In this work, the researchers engineered a mouse model that only carried one functional copy of EHMT1, and recapitulated symptoms seen in patients including less movement, anxiety, a 40 percent reduction in GLP levels, and because GLP plays a role in the regulation of histone H3 lysine 9 dimethylation (H3K9me2), a 30 percent reduction in H3K9me2.
When the investigators artificially stimulated GLP production in adult brain neurons, there was some rescue of H3K9me2 to normal levels, but behavioral symptoms were not relieved. When the GLP production was induced several weeks later in the whole brains of the mice, behavioral symptoms also improved.
The scientists also found that in their mouse model of Kleefstra syndrome, there were more activated microglial cells in the brain, and some inflammatory genes like IL-1β (Il1b) were more active. When Il1b was deactivated in the Kleesftra mice, the levels of microglia returned to normal, but behavioral symptoms were not relieved.

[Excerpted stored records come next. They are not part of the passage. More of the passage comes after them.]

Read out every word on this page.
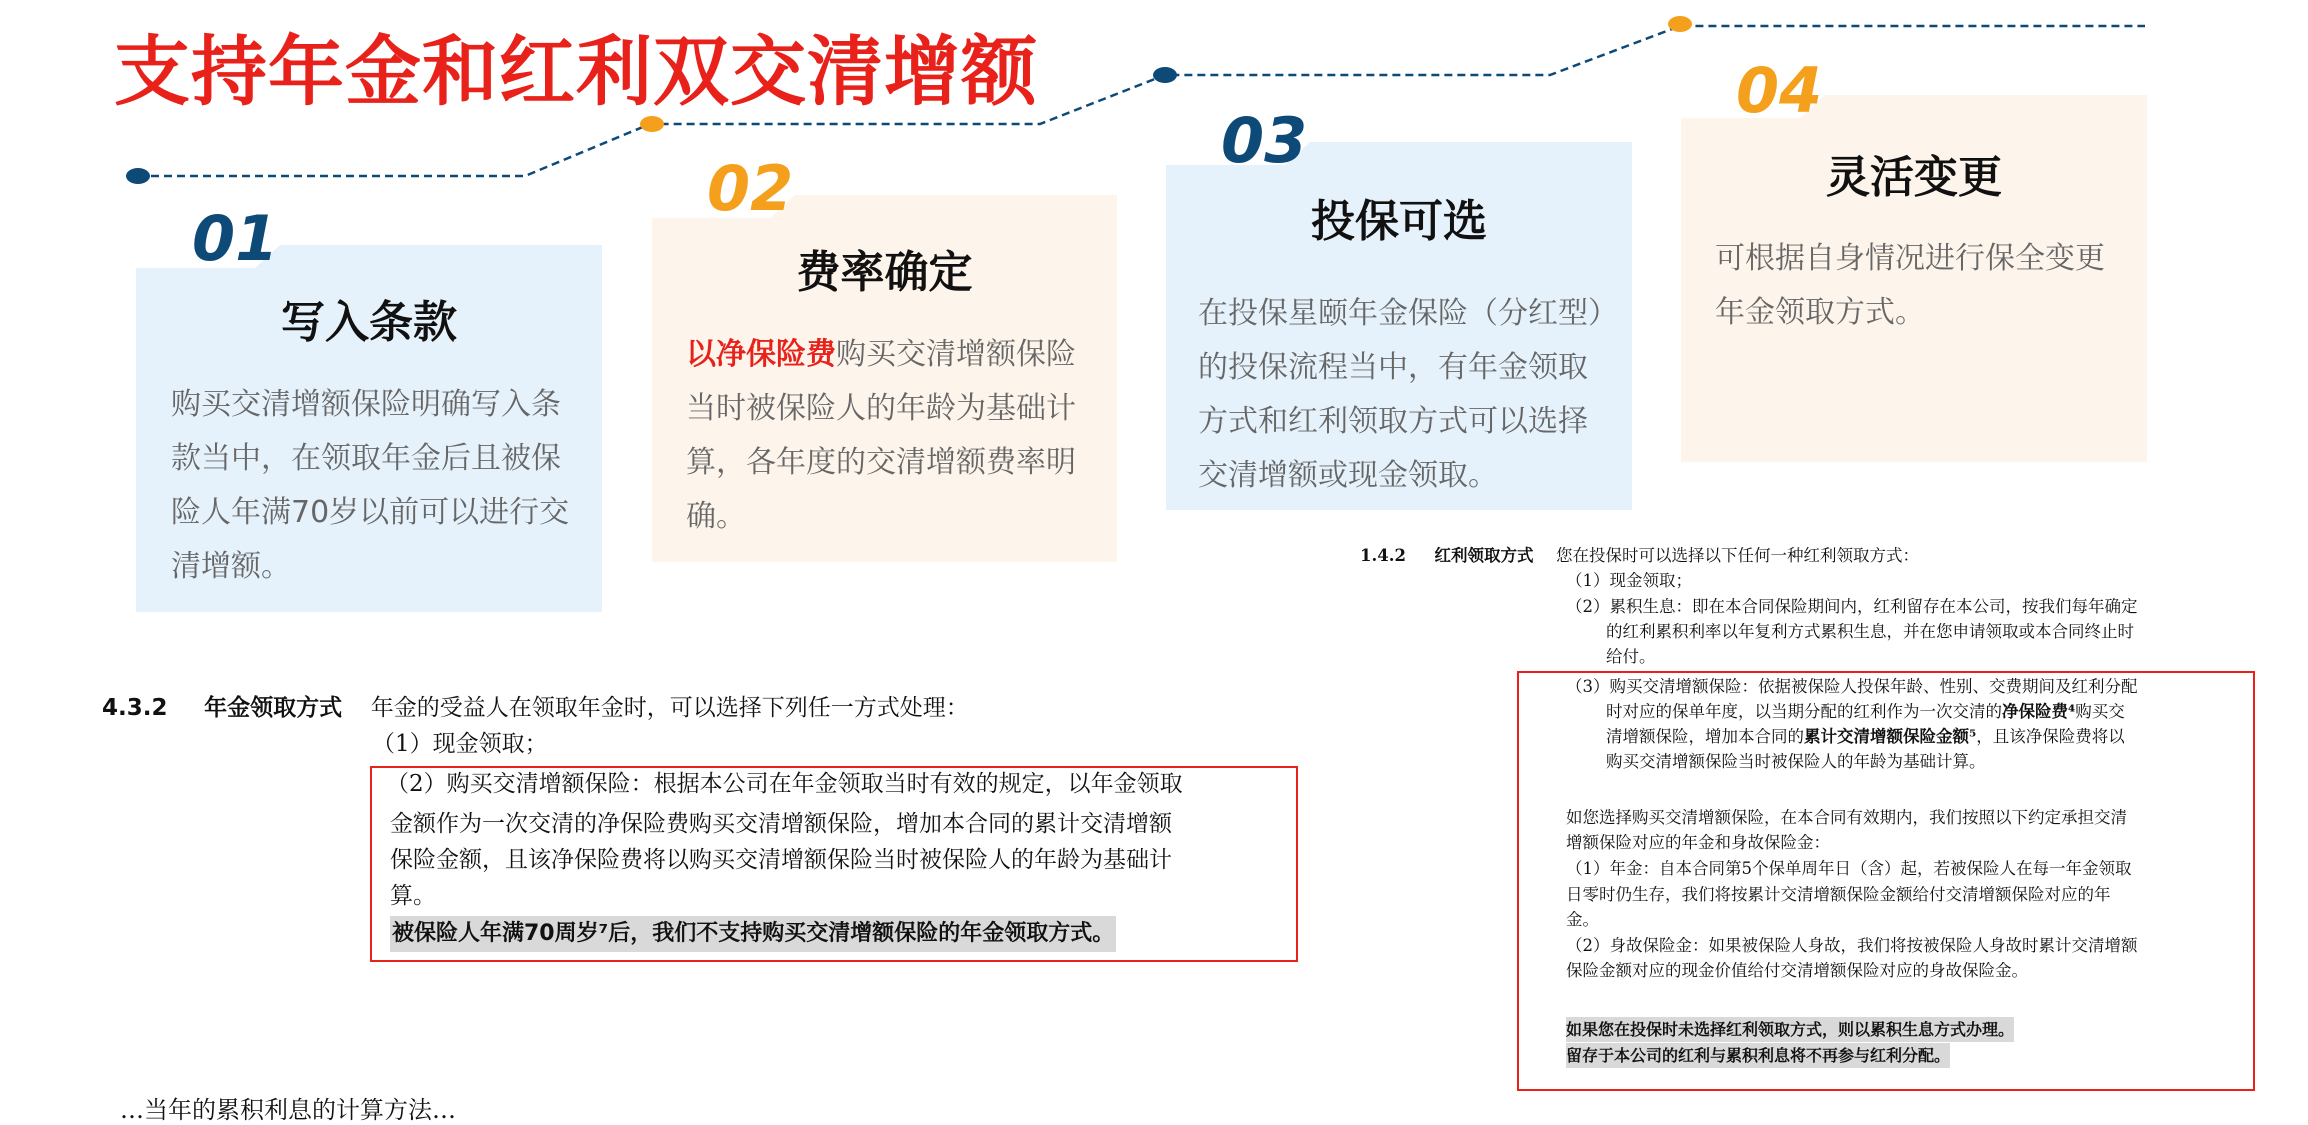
支持年金和红利双交清增额
01
写入条款
购买交清增额保险明确写入条
款当中，在领取年金后且被保
险人年满70岁以前可以进行交
清增额。
02
费率确定
以净保险费购买交清增额保险
当时被保险人的年龄为基础计
算，各年度的交清增额费率明
确。
03
投保可选
在投保星颐年金保险（分红型）
的投保流程当中，有年金领取
方式和红利领取方式可以选择
交清增额或现金领取。
04
灵活变更
可根据自身情况进行保全变更
年金领取方式。
4.3.2 年金领取方式 年金的受益人在领取年金时，可以选择下列任一方式处理：
（1）现金领取；
（2）购买交清增额保险：根据本公司在年金领取当时有效的规定，以年金领取
金额作为一次交清的净保险费购买交清增额保险，增加本合同的累计交清增额
保险金额，且该净保险费将以购买交清增额保险当时被保险人的年龄为基础计
算。
被保险人年满70周岁⁷后，我们不支持购买交清增额保险的年金领取方式。
1.4.2 红利领取方式 您在投保时可以选择以下任何一种红利领取方式：
（1）现金领取；
（2）累积生息：即在本合同保险期间内，红利留存在本公司，按我们每年确定
的红利累积利率以年复利方式累积生息，并在您申请领取或本合同终止时
给付。
（3）购买交清增额保险：依据被保险人投保年龄、性别、交费期间及红利分配
时对应的保单年度，以当期分配的红利作为一次交清的净保险费⁴购买交
清增额保险，增加本合同的累计交清增额保险金额⁵，且该净保险费将以
购买交清增额保险当时被保险人的年龄为基础计算。
如您选择购买交清增额保险，在本合同有效期内，我们按照以下约定承担交清
增额保险对应的年金和身故保险金：
（1）年金：自本合同第5个保单周年日（含）起，若被保险人在每一年金领取
日零时仍生存，我们将按累计交清增额保险金额给付交清增额保险对应的年
金。
（2）身故保险金：如果被保险人身故，我们将按被保险人身故时累计交清增额
保险金额对应的现金价值给付交清增额保险对应的身故保险金。
如果您在投保时未选择红利领取方式，则以累积生息方式办理。
留存于本公司的红利与累积利息将不再参与红利分配。
…当年的累积利息的计算方法…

“This means that brain inflammation is only part of the story,” suggested first study author Ayumi Yamada. “To have a complete understanding of the disease, we need to find out what happens in other non-neural cells when we increase GLP.”
This is the first time neuroinflammation has been implicated in Kleefstra syndrome, so these findings still have to be confirmed in people.
Shinkai said other neurological diseases that are caused by epigenetic dysregulation have been connected to disruption in brain inflammation, so it's likely. “Although we don’t yet know if our findings will be applicable to patients with Kleefstra syndrome, we have shown that a cure after birth is possible and believe this will bring hope to patients and their families,” he added.